Michael "Bambang" Hartono et son frère cadet Robert "Budi" Hartono possèdent une fortune de quelque 23 milliards de dollars chacun. Cela fait d’eux les premières fortunes d’Indonésie, et de loin !

En ce printemps 2024, l’heure est à la fête dans la ville italienne de Côme connue mondialement pour sa beauté. Son modeste club de football accède enfin à la première division italienne la fameuse Série A. Derrière le succès se trouve deux frères indonésiens de 83 et 84 ans Robert Budi Hartono et Michael Bambang Hartono qui ont racheté le club en 2024 et s’attèlent à le structurer sans mettre la charrue avant les bœufs. Qui sont ces milliardaires mystérieux et discrets peu connu en dehors de leur Indonésie natale ?

Merci aux fumeurs !

Vivre dans le quatrième pays le plus peuplé du monde peut porter ses fruits. Avec 275 millions d’habitants, l’Indonésie est une terre où, visiblement, les fumeurs mâles pullulent. Le taux de tabagisme masculin y est de 70 % selon l’Organisation mondiale de la santé. Vous avez bien lu. Près des trois quarts des Indonésiens sont adeptes de la pause cigarette, ce qui leur vaut la première place mondiale ! Les Indonésiennes équilibrent la balance avec un taux de 3 %. Pour les curieux, le taux en France est de 33 %, sans grande différence entre les sexes, "égalité" oblige. Il n’est donc pas surprenant que les propriétaires de Djarum, producteur de cigarettes détenant 15 % du marché local, se portent bien financièrement. Indonésiens d’origine chinoise, les frères Hartono ont bâti leur empire sur des mégots de kreteks, ces cigarettes faites d’un mélange de tabac, de clou de girofle et d’ingrédients aromatiques.

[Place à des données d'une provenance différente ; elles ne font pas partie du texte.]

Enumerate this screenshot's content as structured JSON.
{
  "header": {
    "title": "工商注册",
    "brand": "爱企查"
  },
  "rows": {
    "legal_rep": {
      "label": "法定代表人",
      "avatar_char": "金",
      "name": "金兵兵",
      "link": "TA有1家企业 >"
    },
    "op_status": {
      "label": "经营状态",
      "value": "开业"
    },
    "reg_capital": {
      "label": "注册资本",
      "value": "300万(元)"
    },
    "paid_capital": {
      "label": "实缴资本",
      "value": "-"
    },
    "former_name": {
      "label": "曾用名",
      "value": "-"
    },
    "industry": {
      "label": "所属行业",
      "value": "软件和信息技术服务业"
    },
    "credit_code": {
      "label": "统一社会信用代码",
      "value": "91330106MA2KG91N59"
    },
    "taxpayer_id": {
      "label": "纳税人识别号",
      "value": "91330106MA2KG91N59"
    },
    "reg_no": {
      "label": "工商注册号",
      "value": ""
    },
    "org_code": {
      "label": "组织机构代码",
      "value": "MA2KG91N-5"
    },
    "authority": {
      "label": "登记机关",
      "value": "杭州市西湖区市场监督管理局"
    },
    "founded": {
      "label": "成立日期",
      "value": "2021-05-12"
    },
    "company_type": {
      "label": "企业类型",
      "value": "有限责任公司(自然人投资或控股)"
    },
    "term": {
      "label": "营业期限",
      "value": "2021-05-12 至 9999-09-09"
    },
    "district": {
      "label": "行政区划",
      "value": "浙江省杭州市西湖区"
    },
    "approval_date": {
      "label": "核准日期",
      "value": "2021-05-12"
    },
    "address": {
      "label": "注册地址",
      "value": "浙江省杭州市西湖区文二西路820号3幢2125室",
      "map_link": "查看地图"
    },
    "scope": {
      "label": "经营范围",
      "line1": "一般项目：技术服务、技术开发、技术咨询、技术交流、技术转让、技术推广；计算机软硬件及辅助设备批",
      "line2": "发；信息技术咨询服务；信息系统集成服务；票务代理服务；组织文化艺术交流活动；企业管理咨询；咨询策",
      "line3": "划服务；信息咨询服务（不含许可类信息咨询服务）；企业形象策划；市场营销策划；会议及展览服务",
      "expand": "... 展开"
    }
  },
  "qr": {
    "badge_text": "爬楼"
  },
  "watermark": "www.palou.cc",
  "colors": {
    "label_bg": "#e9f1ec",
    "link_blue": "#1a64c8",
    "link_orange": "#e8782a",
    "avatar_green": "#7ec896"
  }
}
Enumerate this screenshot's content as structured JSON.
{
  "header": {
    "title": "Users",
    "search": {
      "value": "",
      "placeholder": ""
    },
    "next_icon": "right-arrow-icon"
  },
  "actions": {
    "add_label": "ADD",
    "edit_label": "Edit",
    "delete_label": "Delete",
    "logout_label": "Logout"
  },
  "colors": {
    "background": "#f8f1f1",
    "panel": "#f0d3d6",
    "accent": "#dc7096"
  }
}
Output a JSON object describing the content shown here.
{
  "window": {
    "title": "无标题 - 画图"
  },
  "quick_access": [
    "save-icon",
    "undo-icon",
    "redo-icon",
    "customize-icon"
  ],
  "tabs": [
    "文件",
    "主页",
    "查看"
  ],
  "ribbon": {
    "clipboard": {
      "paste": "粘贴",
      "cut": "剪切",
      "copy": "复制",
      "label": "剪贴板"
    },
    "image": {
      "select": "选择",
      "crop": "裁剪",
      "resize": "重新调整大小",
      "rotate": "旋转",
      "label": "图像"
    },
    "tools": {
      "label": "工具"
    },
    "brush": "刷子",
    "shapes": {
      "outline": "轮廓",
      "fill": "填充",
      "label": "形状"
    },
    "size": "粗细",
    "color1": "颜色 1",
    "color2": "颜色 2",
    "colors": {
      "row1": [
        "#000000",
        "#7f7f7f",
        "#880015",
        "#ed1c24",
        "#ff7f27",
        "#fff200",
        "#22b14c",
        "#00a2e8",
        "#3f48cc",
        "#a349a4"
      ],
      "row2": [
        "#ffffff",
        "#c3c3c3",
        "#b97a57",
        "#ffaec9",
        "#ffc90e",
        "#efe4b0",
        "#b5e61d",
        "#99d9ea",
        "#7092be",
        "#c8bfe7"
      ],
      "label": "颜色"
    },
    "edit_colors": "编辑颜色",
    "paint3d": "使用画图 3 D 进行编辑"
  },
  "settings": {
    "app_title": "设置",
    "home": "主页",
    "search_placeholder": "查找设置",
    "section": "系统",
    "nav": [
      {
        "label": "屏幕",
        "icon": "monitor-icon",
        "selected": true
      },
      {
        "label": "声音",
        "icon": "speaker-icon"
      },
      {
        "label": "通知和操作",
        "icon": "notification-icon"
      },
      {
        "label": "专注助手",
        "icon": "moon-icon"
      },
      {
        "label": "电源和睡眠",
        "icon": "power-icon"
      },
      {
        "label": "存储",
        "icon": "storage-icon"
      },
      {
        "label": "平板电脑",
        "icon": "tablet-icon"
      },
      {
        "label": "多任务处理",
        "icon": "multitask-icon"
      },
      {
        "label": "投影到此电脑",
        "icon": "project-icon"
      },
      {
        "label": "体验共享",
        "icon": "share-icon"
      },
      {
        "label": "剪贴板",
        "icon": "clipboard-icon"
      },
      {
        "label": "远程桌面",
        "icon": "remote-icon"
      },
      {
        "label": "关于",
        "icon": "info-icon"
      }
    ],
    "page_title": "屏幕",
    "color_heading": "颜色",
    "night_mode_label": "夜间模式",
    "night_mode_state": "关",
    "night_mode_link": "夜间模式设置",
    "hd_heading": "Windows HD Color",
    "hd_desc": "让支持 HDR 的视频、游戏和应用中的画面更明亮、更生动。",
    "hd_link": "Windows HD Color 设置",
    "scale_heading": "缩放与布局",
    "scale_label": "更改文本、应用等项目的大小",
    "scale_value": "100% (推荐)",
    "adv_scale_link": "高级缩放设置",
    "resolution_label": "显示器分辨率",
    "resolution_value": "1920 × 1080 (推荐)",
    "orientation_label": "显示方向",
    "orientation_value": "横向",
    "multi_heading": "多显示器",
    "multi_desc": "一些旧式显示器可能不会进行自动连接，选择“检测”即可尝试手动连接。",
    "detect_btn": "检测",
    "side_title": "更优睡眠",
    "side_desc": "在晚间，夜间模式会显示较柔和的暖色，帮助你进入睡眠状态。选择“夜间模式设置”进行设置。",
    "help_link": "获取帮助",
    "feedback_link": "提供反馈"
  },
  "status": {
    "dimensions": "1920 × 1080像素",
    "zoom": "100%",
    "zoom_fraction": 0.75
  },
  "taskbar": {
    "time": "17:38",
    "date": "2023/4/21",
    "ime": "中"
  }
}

De la cigarette à la banque

Michael et Robert ont hérité de l’entreprise de leur père Oei Wie Gwan qui gérait une petite usine de cigarettes établie en 1951. Après sa mort en 1963, les frères alors âgés de 22 et 23 ans reprennent l’affaire qu’ils n’ont cessé de développer depuis. En 1975, ils fondent Polytron, une marque de produits électroniques, le groupe se diversifiant au fur et à mesure dans d’autres industries telles que l’huile de palme, la papeterie et les tours de communication. Ils s’introduisent ensuite dans le monde bancaire, achetant des banques locales – plus tard revendues à Rabobank –, avant de s’allier en 2002 avec la firme d’investissement américaine Farallon Capital afin de mettre la main sur Bank Central Asia – l’une des plus grandes banques indonésiennes  –, créant pour l’occasion le consortium FarIndo Investments. Un véritable coup de poker. Possédant initialement,10 % des parts, les frères montent progressivement à plus de 90 %. Aujourd’hui, Michael et Robert Hartono détiennent toujours, à travers le véhicule d’investissement Dwimuria Investama Andalan, près de 55 % de Bank Central Asia, première banque privée d’Indonésie, et véritable source de leur fortune.

Les deux frères possèdent 55% de Bank Central Asia, premier établissement d'Indonésie

Industrie numérique

À plus de 80 ans, les frères Hartono ne se reposent pas sur leurs lauriers et surfent sur la vague du numérique. Ils ont élargi leurs activités dans ce domaine à travers la société Global Digital Prima (GDP Ventures) avec comme pilier la plateforme d’e-commerce Blibli.com. Ils ont également acheté Kaskus, le site de médias sociaux le plus populaire d’Indonésie. Jamais rassasiés, les frères Hartono ont de la même manière été très actifs récemment dans le financement de start-up afin d’étendre leur écosystème numérique. Enfin, comme tout milliardaire qui se respecte, Michael et Robert Hartono contrôlent plusieurs centres commerciaux et immeubles à Jakarta.

Troisième génération

Si Robert détient légèrement plus de poids dans les affaires familiales, Michael, lui, est prêt à délaisser quelques millions pour s’adonner à son péché mignon, le bridge. Il a d’ailleurs gagné plusieurs médailles avec l’équipe nationale indonésienne lors de compétitions internationales. En outre, il se soucie moins de la transmission du groupe Djarum que son frère. Victor Hartono, un des trois fils de Robert, actuellement Chief Operating Officer du groupe Djarum et président de la Fondation Djarum, semble ainsi bien placé pour succéder à son père et son oncle. À moins que ce ne soit son autre fils, Armand, haut placé au sein de Bank Central Asia, ou peut-être son troisième fils, Martin, qui gère la société d’investissement Global Digital Prima… Un trio Hartono à la tête de Djarum serait opportun. Un filon pour les héritiers : se lancer dans les bonbons menthol.